Voice-over again. “Kalee Walsh says she encountered the man last fall.”
I relax a little. It has to be something she’s made up in hopes of getting her face on TV.
“My friend Gina and I were in the store, grabbing a soda.”
“That would be Park’s Mini-Mart?” Staggs asks.
“Yeah. That’s right.”
My blood turns cold. This isn’t a made-up story and she’s no fame hound. Well, I mean, she might be, but she’s not lying.
A new shot, this one featuring Park’s Mini-Mart. It’s one of several stores that occupy the street level of a building not far from the I-10 freeway.
Staggs’s voice continues over the shot. “You may recall in September of last year, Park’s Mini-Mart was the location where the gang known as the Masked Raiders were finally captured.”
Yes. Masked Raiders. It’s a stupid name but no one asked me.
“Kalee Walsh and her friend Gina Rodriguez were inside the store with the store’s owner, Mr. Park, when, according to Kalee, the masked vigilante entered and tasered a member of the Raiders who was also inside.”
Back to Cali. “When the wires hit him, he dropped to the floor. I’ve never seen someone go down that fast. The guy with the mask—”
“The masked vigilante,” Staggs says.
I want to reach through the screen to strangle him. I hate that name almost as much as I hate Masked Raiders.
“Uh-huh. He told Mr. Park he’d taken care of more of them in the alley, and that Mr. Park should call the police. He told us not to mention that he was there, so we didn’t.”
“Until now.”
A nod. “I heard about what happened last night at that wedding place, and that someone in a mask stopped those guys. It sounds a lot like the person who helped us.”
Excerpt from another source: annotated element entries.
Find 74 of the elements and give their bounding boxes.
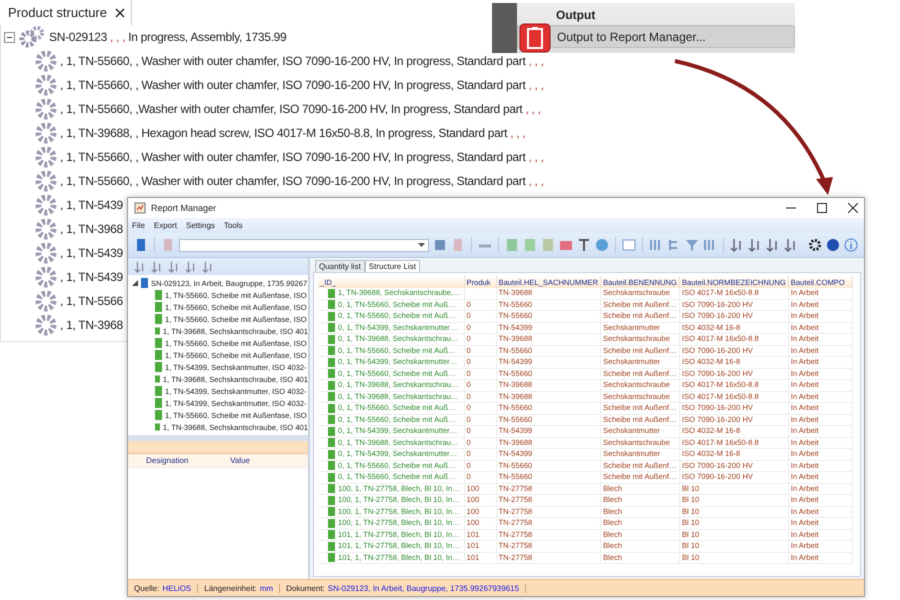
image-icon[interactable] [559,238,573,252]
gear-icon [34,169,58,193]
gear-icon [34,121,58,145]
gear-icon [34,217,58,241]
filter-icon[interactable] [685,238,699,252]
gear-icon [34,289,58,313]
sort-icon[interactable] [730,238,744,252]
gear-icon [34,241,58,265]
settings-icon[interactable] [808,238,822,252]
menu-item[interactable]: Settings [186,221,215,230]
window-title: Report Manager [151,203,218,213]
window-icon[interactable] [622,238,636,252]
close-icon[interactable] [115,8,125,18]
status-label: Quelle: [134,584,160,592]
info-icon[interactable] [844,238,858,252]
column-header[interactable]: Designation [140,456,224,465]
gear-icon [34,265,58,289]
close-icon[interactable] [848,203,858,213]
font-icon[interactable] [577,238,591,252]
page-icon[interactable] [451,238,465,252]
status-value: SN-029123, In Arbeit, Baugruppe, 1735.99267939615 [328,584,520,592]
gear-icon [34,73,58,97]
tree-item-label[interactable]: , 1, TN-3968 [60,222,123,236]
tree-item-label[interactable]: , 1, TN-55660, , Washer with outer chamfer, ISO 7090-16-200 HV, In progress, Standard part , , , [60,78,547,92]
tree-item-label[interactable]: , 1, TN-55660, , Washer with outer chamfer, ISO 7090-16-200 HV, In progress, Standard part , , , [60,150,547,164]
tree-item-label[interactable]: , 1, TN-5566 [60,294,123,308]
spreadsheet-icon[interactable] [523,238,537,252]
gear-icon [34,49,58,73]
clipboard-icon [519,23,551,53]
sort-icon[interactable] [784,238,798,252]
tab[interactable]: Quantity list [315,260,365,272]
gears-icon [19,25,45,49]
sort-icon[interactable] [766,238,780,252]
menu-item[interactable]: Export [154,221,178,230]
sort-icon[interactable] [134,260,146,272]
tree-item-label[interactable]: , 1, TN-55660, ,Washer with outer chamfer, ISO 7090-16-200 HV, In progress, Standard part , , , [60,102,544,116]
gear-icon [34,97,58,121]
tab[interactable]: Structure List [364,260,420,272]
book-icon[interactable] [134,238,148,252]
gear-icon [34,145,58,169]
sort-icon[interactable] [748,238,762,252]
panel-title: Output [555,7,596,23]
tree-item-label[interactable]: , 1, TN-39688, , Hexagon head screw, ISO 4017-M 16x50-8.8, In progress, Standard part , , , [60,126,528,140]
grid-icon[interactable] [703,238,717,252]
status-label: Dokument: [286,584,325,592]
tree-item-label[interactable]: , 1, TN-5439 [60,246,123,260]
tree-item-label[interactable]: , 1, TN-5439 [60,270,123,284]
columns-icon[interactable] [649,238,663,252]
tree-item-label[interactable]: , 1, TN-3968 [60,318,123,332]
panel-strip [492,3,517,53]
status-label: Längeneinheit: [204,584,257,592]
menu-item[interactable]: Tools [224,221,243,230]
expand-arrow-icon[interactable] [132,280,138,286]
dropdown-field[interactable] [179,238,429,252]
page-icon[interactable] [161,238,175,252]
spreadsheet-icon[interactable] [505,238,519,252]
status-value: HELiOS [162,584,192,592]
collapse-icon[interactable] [4,32,15,42]
menu-item[interactable]: File [132,221,145,230]
caret-icon [418,243,425,247]
tree-item-label[interactable]: , 1, TN-5439 [60,198,123,212]
tree-item-label[interactable]: , 1, TN-55660, , Washer with outer chamfer, ISO 7090-16-200 HV, In progress, Standard part , , , [60,54,547,68]
report-icon [134,202,146,214]
sort-icon[interactable] [151,260,163,272]
status-value: mm [260,584,274,592]
gear-icon [34,193,58,217]
tree-item-label[interactable]: SN-029123 , , , In progress, Assembly, 1735.99 [49,30,286,44]
maximize-icon[interactable] [817,203,827,213]
tree-item-label[interactable]: , 1, TN-55660, , Washer with outer chamfer, ISO 7090-16-200 HV, In progress, Standard part , , , [60,174,547,188]
sort-icon[interactable] [168,260,180,272]
column-header[interactable]: Value [224,456,308,465]
sort-icon[interactable] [185,260,197,272]
sort-icon[interactable] [202,260,214,272]
gear-icon [34,313,58,337]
New shot. Staggs on the sidewalk in front of Park’s Mini-Mart. “I attempted to confirm the story with Mr. Park but he declined to be on camera, and only said he didn’t know what the girl was talking about. Is it possible this is where the masked vigilante got his start? This is Raul Staggs in—”
I shut off the TV.
“We should call him,” Jar says. “He is using the wrong nickname.”
I glare at her. “That’s not helping.”
She’s referring to something that happened in Northern California, soon after the incident at Park’s Mini-Mart. Yeah, another hobby mission, where one night I was spotted on the roof of an apartment complex, wearing—you guessed it—my ski mask. The local paper assumed I was a robber and labeled me Night Man, something Jar enjoys reminding me.